Department of Medicine, Academic Medical Centre, University of Amsterdam, The Netherlands.
Transfusion. 2011 Dec;51(12):2727-38. doi: 10.1111/j.1537-2995.2011.03202.x. Epub 2011 Jun 3.
Vasovagal syncope (VVS) is a consistent, but infrequent (0.1%-0.3%) complication of volunteer, whole blood donation. Given the large number of blood donations, a significant number of donors is involved. Syncope occasionally leads to injury. Recent rigorous data collection and analysis have led to the association of a small number of donor and donation factors with the risk of syncope. An analysis of the time course of syncope reactions among approximately 500,000 whole blood donors suggests that there are three distinct periods of risk for vasovagal reactions before, during, and after phlebotomy. This review examines the physiologic mechanisms that contribute to these periods of increased risk including the direct effects of removal of approximately 500 mL of whole blood, the psychological stress of instrumentation and giving blood (i.e., fear of needles, pain, and the sight of blood), and the orthostatic effects superimposed on a hypovolemic state after the donation. Specifically, we describe interventions that have been useful in controlling VVS in patients with fainting syndromes and we examine the potential of these interventions in the blood donation context, based on the physiologic principles involved. Finally, we propose an intervention (dietary replacement of salt lost with blood donation) that has not been applied in transfusion medicine previously but which has the potential to reduce risk.

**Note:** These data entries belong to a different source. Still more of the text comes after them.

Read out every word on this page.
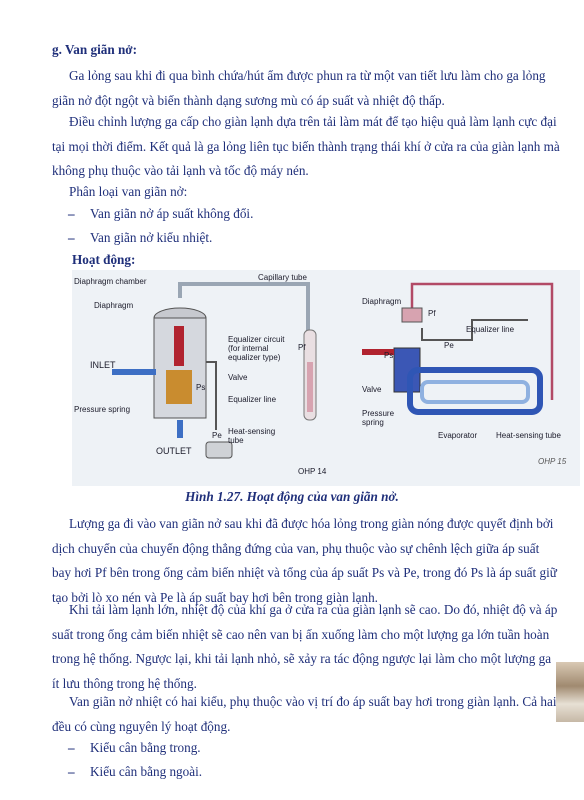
g. Van giãn nở:

Ga lỏng sau khi đi qua bình chứa/hút ẩm được phun ra từ một van tiết lưu làm cho ga lỏng giãn nở đột ngột và biến thành dạng sương mù có áp suất và nhiệt độ thấp.

Điều chỉnh lượng ga cấp cho giàn lạnh dựa trên tải làm mát để tạo hiệu quả làm lạnh cực đại tại mọi thời điểm. Kết quả là ga lỏng liên tục biến thành trạng thái khí ở cửa ra của giàn lạnh mà không phụ thuộc vào tải lạnh và tốc độ máy nén.

Phân loại van giãn nở:

– Van giãn nở áp suất không đổi.
– Van giãn nở kiểu nhiệt.
Hoạt động:
Diaphragm chamber
Diaphragm
Capillary tube
Equalizer circuit
(for internal
equalizer type)
Pf
INLET
Valve
Ps
Equalizer line
Pressure spring
Pe Heat-sensing
tube
OUTLET
OHP 14
Diaphragm
Pf
Equalizer line
Pe
Ps
Valve
Pressure
spring
Evaporator Heat-sensing tube
OHP 15
Hình 1.27. Hoạt động của van giãn nở.

Lượng ga đi vào van giãn nở sau khi đã được hóa lỏng trong giàn nóng được quyết định bởi dịch chuyển của chuyển động thẳng đứng của van, phụ thuộc vào sự chênh lệch giữa áp suất bay hơi Pf bên trong ống cảm biến nhiệt và tổng của áp suất Ps và Pe, trong đó Ps là áp suất giữ tạo bởi lò xo nén và Pe là áp suất bay hơi bên trong giàn lạnh.

Khi tải làm lạnh lớn, nhiệt độ của khí ga ở cửa ra của giàn lạnh sẽ cao. Do đó, nhiệt độ và áp suất trong ống cảm biến nhiệt sẽ cao nên van bị ấn xuống làm cho một lượng ga lớn tuần hoàn trong hệ thống. Ngược lại, khi tải lạnh nhỏ, sẽ xảy ra tác động ngược lại làm cho một lượng ga ít lưu thông trong hệ thống.

Van giãn nở nhiệt có hai kiểu, phụ thuộc vào vị trí đo áp suất bay hơi trong giàn lạnh. Cả hai đều có cùng nguyên lý hoạt động.

– Kiểu cân bằng trong.
– Kiểu cân bằng ngoài.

血管迷走神经性晕厥(VVS)是自愿性全血捐献的一种常见但不频繁(0.1%-0.3%)的并发症。鉴于献血人数众多,涉及到大量献血者。晕厥偶尔会导致受伤。最近对严格的数据进行了收集和分析,这些数据将少数献血者和献血因素与晕厥的风险联系起来。对大约 50 万名全血献血者的晕厥反应时间过程的分析表明,在采血前、采血中和采血后有三个明显的血管迷走反应风险期。这篇综述检查了导致这些风险增加期的生理机制,包括大约 500 毫升全血的直接去除效应、仪器操作和献血的心理压力(即害怕针头、疼痛和看到血液),以及在捐献后血容量减少状态下叠加的直立位效应。具体来说,我们描述了在晕厥综合征患者中控制 VVS 的有用干预措施,并根据涉及的生理原理检查了这些干预措施在献血背景下的潜力。最后,我们提出了一种干预措施(用献血丢失的盐替代饮食),以前在输血医学中没有应用过,但有降低风险的潜力。